If you’ve been told by your doctor that your pregnancy is considered “high-risk,” you may be fearful of the implications of that term. Simply put, your pregnancy involves a higher risk of complications than other pregnancies do; this is often due to an existing condition you may have had before you became pregnant.
As an expectant mother, you will be required to take extra care during your pregnancy, under the guidance of your physician, so as to avoid potential problems. You and your baby are in expert hands with The Methodist Hospital’s experienced and compassionate prenatal and neonatal care specialists, who are well-trained to handle high-risk pregnancies and deliveries. Methodist also offers the opportunity to participate in clinical trials of new treatments that may reduce risks. To learn more about some of the conditions we research and treat, please see below.
If you are experiencing a high-risk pregnancy, and you are interested in being part of Methodist Obstetrics and Gynecology Group’s ongoing research into innovative and improved treatment methods, please click here to read about our clinical trials. We advise that you speak with your physician to determine whether there would be a benefit to you in taking part in our study. Contact Dr. Carol Robazetti-Hodgson at 713-441-6616 to find out if you meet the criteria for participation.
We invite you to learn more about our clinical trials, including the types of trials we conduct, the benefits of participation and our commitment to patient safety.
Hypothyroidism in Pregnancy
Hypothyroidism is a very common disorder, particularly among women of childbearing age. It is a condition in which the thyroid gland, located in the neck, does not produce enough thyroid hormone. This hormone, among other purposes, is responsible for regulating energy metabolism. Although hypothyroidism is very treatable, it is dangerous in pregnancy; if undetected or left untreated, it can cause a delay in brain development in the child. The more severe the hypothyroidism of the mother, the more marked the intelligence deficit in the child.
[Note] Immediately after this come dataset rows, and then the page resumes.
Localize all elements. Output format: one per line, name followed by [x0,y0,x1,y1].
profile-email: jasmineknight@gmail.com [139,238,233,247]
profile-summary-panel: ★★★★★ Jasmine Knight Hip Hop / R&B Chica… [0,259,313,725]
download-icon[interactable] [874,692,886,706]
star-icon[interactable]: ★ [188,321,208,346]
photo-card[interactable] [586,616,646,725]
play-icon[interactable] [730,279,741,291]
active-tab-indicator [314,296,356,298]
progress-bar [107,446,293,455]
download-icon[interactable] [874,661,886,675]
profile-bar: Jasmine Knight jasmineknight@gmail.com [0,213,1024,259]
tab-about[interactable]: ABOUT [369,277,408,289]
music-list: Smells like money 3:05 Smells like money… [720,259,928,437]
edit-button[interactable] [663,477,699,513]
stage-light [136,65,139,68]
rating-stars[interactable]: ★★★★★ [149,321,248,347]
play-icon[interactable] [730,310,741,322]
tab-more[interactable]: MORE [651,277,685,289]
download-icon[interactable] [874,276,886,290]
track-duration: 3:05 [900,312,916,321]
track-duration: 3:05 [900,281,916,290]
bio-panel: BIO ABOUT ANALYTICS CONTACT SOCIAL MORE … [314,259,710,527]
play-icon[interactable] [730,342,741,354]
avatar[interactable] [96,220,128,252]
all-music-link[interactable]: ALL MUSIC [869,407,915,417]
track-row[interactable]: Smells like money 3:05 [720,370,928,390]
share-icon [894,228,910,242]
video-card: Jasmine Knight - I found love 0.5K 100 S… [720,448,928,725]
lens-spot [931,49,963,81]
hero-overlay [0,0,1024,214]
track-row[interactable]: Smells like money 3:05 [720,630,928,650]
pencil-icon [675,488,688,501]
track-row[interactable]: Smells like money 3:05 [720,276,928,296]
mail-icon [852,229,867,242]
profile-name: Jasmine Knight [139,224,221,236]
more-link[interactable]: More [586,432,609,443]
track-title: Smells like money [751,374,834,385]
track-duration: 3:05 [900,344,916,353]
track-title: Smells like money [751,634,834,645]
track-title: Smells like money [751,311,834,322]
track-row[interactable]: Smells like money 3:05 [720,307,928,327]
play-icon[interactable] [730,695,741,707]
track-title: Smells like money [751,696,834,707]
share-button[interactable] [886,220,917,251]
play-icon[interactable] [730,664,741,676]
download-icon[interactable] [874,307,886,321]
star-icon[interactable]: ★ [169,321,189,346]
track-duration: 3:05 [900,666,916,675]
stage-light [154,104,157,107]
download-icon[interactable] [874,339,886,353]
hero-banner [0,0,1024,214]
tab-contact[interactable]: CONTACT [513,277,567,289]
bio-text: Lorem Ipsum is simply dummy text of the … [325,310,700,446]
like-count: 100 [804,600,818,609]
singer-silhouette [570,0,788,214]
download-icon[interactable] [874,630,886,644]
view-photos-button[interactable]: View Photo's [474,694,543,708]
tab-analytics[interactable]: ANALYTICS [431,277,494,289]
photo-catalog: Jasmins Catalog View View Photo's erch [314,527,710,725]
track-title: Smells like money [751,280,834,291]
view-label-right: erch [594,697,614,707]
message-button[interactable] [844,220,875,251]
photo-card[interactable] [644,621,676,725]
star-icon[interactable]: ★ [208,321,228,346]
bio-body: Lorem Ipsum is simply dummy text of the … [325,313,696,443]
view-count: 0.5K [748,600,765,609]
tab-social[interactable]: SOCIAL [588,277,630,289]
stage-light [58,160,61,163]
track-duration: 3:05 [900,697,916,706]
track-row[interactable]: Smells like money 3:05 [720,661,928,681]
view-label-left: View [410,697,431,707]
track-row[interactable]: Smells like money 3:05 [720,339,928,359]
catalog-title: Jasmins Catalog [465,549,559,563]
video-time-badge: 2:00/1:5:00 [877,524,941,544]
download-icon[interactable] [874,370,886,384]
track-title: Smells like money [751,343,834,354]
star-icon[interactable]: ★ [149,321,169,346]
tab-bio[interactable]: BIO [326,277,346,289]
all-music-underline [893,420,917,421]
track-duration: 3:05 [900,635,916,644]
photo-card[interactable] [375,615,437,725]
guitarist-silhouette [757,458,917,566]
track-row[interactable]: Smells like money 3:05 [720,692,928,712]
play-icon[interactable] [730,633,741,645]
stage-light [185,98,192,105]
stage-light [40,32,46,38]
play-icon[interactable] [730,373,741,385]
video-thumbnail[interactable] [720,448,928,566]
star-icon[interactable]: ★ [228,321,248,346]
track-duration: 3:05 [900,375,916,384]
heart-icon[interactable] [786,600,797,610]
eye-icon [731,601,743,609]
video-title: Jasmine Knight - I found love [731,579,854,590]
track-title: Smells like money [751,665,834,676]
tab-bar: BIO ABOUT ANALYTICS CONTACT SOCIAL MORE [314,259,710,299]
Treatment with a synthetic thyroid hormone is similar to hypothyroidism treatment in women who are not pregnant. However, the condition is often not diagnosed until pregnancy, especially in women who are subclinical (meaning the disease is so mild that it has been undetected or has not caused symptoms). Methodist Obstetrics and Gynecology Group is conducting trials of a thyroid treatment which may prevent developmental delays in the children of hypothyroid mothers.
Not all women are aware that pregnancy complications can arise from something as simple as the length of the cervix. The cervix – the lower part of the uterus which opens to the vagina – may, in some cases, be unusually short. During pregnancy, a cervix of normal length is able to protect the fetus from miscarriage or early delivery, and shortens and dilates during labor to allow for birth. Therefore, a cervix of shorter-than-normal length brings a risk of serious problems with a pregnancy. In the past, most women had no way of knowing they had a short cervix until after it had caused a miscarriage or preterm birth. Thanks to an expert staff and advanced prenatal care, as well as special clinical trials dealing with the problem of a short cervix, Methodist Obstetrics and Gynecology Group can offer expectant mothers peace of mind and individually tailored treatment to ensure a healthy pregnancy.